Rationale

All phases of stellar evolution are influenced by the presence of magnetic fields in the interior and close environment of stars. Magnetic fields play a central role in the spindown of young stars through magnetized outflows, stardisc interaction or magnetically-driven winds. They also impact the vertical settling of chemical species, leading to abnormal surface abundances observed in stars more massive than the Sun. The advanced phases of stellar evolution are also involving magnetic fields, through their contribution to the mass-loss of cool giants and supergiants. Finally, extreme magnetic fields are observed in a small fraction of compact stellar remnants, powering X-rays and gamma rays emission.

If most of these points, among many others, have been identified decades ago, the ability to measure stellar magnetic fields and incorporate them in stellar models is relatively new. In this young and still growing research domain, the last few years have seen the dawn of a new era, with the advent of powerful tools strengthening both observational and modelling approaches to this field, rapidly changing our view of stellar magnetism throughout stellar evolution.

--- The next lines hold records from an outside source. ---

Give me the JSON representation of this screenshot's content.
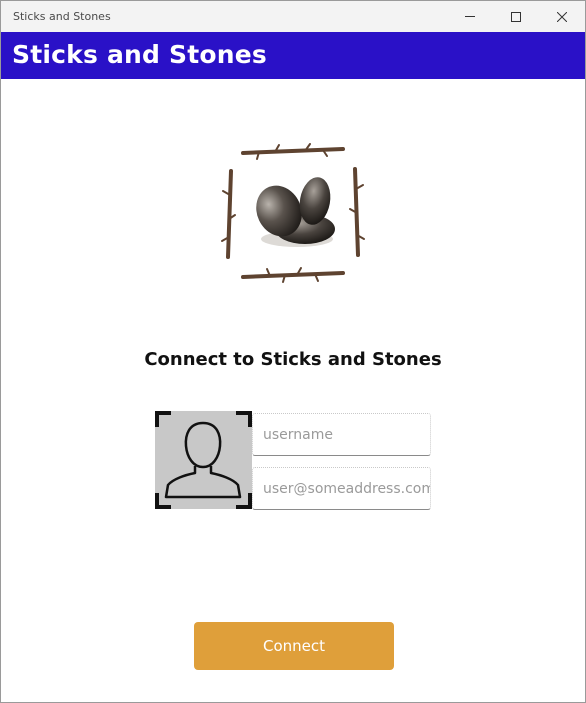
{
  "window": {
    "title": "Sticks and Stones",
    "controls": {
      "minimize": "minimize-icon",
      "maximize": "maximize-icon",
      "close": "close-icon"
    }
  },
  "header": {
    "title": "Sticks and Stones"
  },
  "logo": {
    "icon": "sticks-and-stones-logo"
  },
  "form": {
    "heading": "Connect to Sticks and Stones",
    "avatar_icon": "user-silhouette-icon",
    "username": {
      "value": "",
      "placeholder": "username"
    },
    "email": {
      "value": "",
      "placeholder": "user@someaddress.com"
    },
    "connect_label": "Connect"
  },
  "colors": {
    "header_bg": "#2a11c7",
    "button_bg": "#df9f3a",
    "avatar_bg": "#c8c8c8"
  }
}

With an increasing number of present or future ground-based instruments in the visible and near infrared domains, stellar spectropolarimetry is now delivering direct magnetic field measurements throughout most of the Hertzprung-Russell diagram. Combined with tomographic modelling, spectropolarimetric data sets give access to the surface distribution of the magnetic vector with increasing spatial and temporal resolution. Many indirect tracers of magnetic activity are also available from X-rays to sub-millimetric and radio wavelengths, providing us with observational clues on the effect of magnetic fields at various distances from the stellar surface (chromosphere, corona, accretion flows, winds, jets). Statistical studies based on unprecedently huge samples are also obtained from space-borne observatories like KEPLER, offering a completely new view of stellar activity. They will soon be complemented by systematic activity measurements provided by the GAIA spacecraft. This wealth of observational material is progressively getting closer to the richness of solar observations, for which continuous monitoring is now available at extremely high spatial resolution and throughout most of the electromagnetic spectrum (e.g. HINODE, SDO). These tight observational constraints constitute a necessary guidance to numerical simulations of stellar magnetism, which now use the power of massivelyparallel supercomputers, enabling the investigation of stellar dynamos through global 3-D simulations of convective layers, as well as the evolution of magnetic fields in radiative zones.